そう答えながら、後に引けないなぁ、と思った。何と言ったらいいのか分からない。私は久江と喧嘩したいわけではなかったのに、納得がいかないことにごめんね、と言うことができない。



「想像力がないって言ってるんだよ。自分が思ってることだけ主張して、自分の信念だけが正しいなんて生き方じゃ周りの人とうまくやれないよ」

「そんなこと」



分からない。そうかもしれない。分からないのだ。ただ分かることは、久江はいろんなことを許して受け入れることに長けている人間なはずであるということ。そして私がそう思ってたはずの久江は、心の底で、周りから受け入れられない私と仲良くしてあげている、という認識でいたこと。そう思うと恥ずかしく、悔しくなってくる。

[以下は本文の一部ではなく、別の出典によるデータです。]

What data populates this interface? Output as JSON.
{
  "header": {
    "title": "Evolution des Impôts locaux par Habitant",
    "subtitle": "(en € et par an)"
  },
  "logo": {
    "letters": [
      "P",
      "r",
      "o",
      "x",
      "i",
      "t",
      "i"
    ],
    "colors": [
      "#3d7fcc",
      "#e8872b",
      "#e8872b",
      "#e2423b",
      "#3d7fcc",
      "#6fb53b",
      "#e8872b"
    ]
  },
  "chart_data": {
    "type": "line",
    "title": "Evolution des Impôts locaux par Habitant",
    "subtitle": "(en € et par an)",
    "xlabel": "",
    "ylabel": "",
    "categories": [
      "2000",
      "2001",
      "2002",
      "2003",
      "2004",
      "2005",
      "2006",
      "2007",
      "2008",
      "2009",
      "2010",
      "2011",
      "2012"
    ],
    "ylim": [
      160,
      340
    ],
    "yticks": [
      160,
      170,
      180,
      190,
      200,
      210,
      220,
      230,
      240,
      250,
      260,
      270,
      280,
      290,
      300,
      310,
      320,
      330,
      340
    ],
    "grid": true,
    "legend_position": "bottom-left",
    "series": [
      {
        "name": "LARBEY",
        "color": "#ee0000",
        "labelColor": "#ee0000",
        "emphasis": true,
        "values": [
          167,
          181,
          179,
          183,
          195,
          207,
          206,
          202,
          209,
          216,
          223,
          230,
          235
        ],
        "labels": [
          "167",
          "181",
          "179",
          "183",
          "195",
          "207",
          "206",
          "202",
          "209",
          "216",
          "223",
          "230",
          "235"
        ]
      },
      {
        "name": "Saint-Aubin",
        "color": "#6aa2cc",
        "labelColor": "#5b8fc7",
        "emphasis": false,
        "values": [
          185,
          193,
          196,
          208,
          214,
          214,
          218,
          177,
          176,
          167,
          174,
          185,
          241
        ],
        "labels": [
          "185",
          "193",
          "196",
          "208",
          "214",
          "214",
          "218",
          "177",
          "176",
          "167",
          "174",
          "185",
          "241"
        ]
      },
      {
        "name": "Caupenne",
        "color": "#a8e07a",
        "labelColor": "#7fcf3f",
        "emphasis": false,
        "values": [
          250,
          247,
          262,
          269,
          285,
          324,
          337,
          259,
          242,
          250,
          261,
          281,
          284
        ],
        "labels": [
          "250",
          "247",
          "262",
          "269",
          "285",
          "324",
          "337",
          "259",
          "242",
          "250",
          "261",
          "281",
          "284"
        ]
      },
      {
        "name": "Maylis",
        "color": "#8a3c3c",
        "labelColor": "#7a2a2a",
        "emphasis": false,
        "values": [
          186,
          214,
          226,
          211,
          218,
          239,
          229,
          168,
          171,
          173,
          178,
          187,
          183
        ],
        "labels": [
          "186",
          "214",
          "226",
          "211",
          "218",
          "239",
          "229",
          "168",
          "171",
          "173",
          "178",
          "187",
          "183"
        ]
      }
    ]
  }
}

「あんたも、友達の少ない私のこと、惨めだと思ってたんだ。だから仲良くしてやってたんだ、私と」


「そんなこと言ってないじゃない」


「なんで生き方とか、周りの人間のこととか言ってくんの?」



久江はそれは、と言いながら押し黙った。黙ってて何か意味があるのか問いたくなる。けれど謝ってこないということは、久江も譲りたくないらしい。気づいている。こういう時、いつも音を上げるのは私のほうだ。いつも私の周りでは。



「うざ……」



自分でも信じられない汚い言葉が出て、あ、と思った時には久江の傷ついた顔が目に飛び込んでくる。立ち上がって教室を去る途中、久江は一度も私を追って来なかった。

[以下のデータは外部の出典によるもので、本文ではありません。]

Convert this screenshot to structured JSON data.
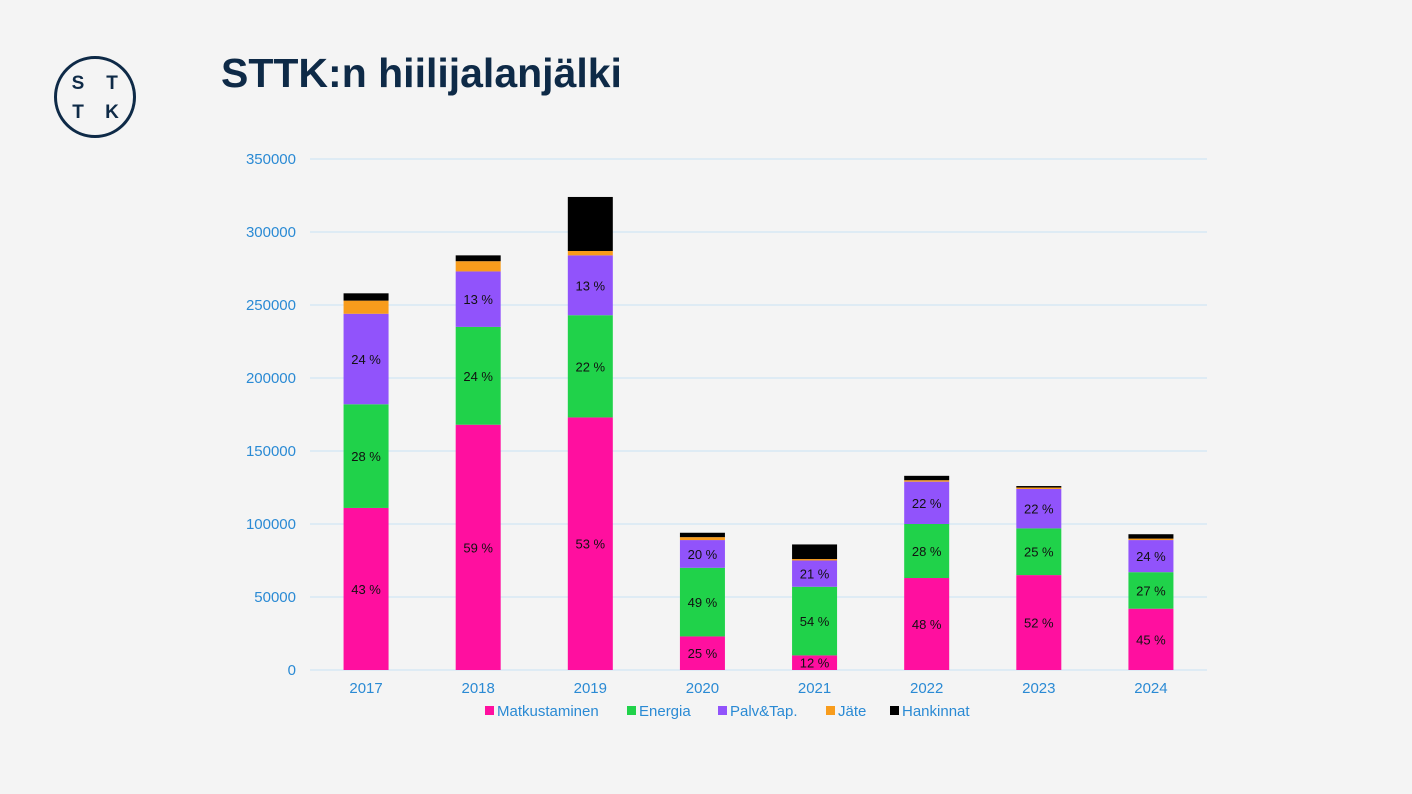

昇降口で乱暴に靴を履きながら、どうしようもなくイライラする自分の気持ちに折り合いをつけられないでいた。久江の、同情と軽蔑を込めた視線が頭の中にこびりついている。言われた言葉が何度も繰り返される。配慮のできない人間はださい。日本語がそう組み立て得ることは分かる。けれどそれが自分に関係のある言葉だと考えたことはなかった。


けれどもう駄目だ、だって私はひどいことを言った。


ここ2日で大切だと思っていた人を一気に失った。結局私は高校生活のなかで、何を手に入れたのだろう。灰色なことが分かっている空を見上げる気にもならない。足元ばかりが視界に入る。ああ私の高校生活って何だったんだろうか。